Data lost after Hdfs client was killed – Managing your servers can streamline the performance of your team by allowing them to complete complex tasks faster. Plus, it can enable them to detect problems early on before they get out of hand and compromise your business. As a result, the risk of experiencing operational setbacks is drastically lower.
But the only way to make the most of your server management is to perform it correctly. And to help you do so, this article will share nine tips on improving your server management and fix some problem about java, linux, hadoop, hdfs, .
I wrote a simple tool to upload logs to HDFS. And I found some curious phenomenon.
If I run the tool in foreground and close it with “Ctrl – C”, there will be some data in HDFS.
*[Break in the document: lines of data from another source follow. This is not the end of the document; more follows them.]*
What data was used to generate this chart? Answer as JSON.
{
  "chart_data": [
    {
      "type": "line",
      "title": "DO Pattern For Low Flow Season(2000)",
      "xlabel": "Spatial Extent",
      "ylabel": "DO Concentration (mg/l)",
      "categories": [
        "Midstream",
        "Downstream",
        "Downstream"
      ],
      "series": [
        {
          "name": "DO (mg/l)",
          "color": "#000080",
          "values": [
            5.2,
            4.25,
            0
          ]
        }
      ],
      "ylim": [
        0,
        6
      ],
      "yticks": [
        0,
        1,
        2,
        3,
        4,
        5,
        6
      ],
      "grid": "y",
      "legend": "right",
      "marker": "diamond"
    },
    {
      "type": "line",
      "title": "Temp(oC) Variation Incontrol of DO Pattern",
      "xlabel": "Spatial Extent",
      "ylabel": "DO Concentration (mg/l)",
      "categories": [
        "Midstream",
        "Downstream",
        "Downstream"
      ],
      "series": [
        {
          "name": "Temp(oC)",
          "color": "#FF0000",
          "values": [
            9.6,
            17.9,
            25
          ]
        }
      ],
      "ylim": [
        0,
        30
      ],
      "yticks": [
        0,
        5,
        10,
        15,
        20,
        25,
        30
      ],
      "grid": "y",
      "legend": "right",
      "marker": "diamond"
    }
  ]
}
If I run the tool in background and kill the process with “
kill -KILL pid“, the data has been processed is lost and leaves an empty file in HDFS.
My tool has tried to do sync (by invoking
SequenceFile.Writer.syncFs()) frequently (every 1000 lines).
And I just couldn’t figure out why the data was lost. If my tool has run all day but the machine crashed suddenly, will all the data be lost?
My tool is used to collect logs from different servers and then upload to HDFS (aggregating all log to a single file every day).
The signals SIGKILL and SIGSTOP cannot be caught or ignored.
You could do an
strace to see the effect of your
syncFs() call. Does it actually call one of
fdatasync(), etc? Also, consider different implementations: can you close the file during inactivity/idle?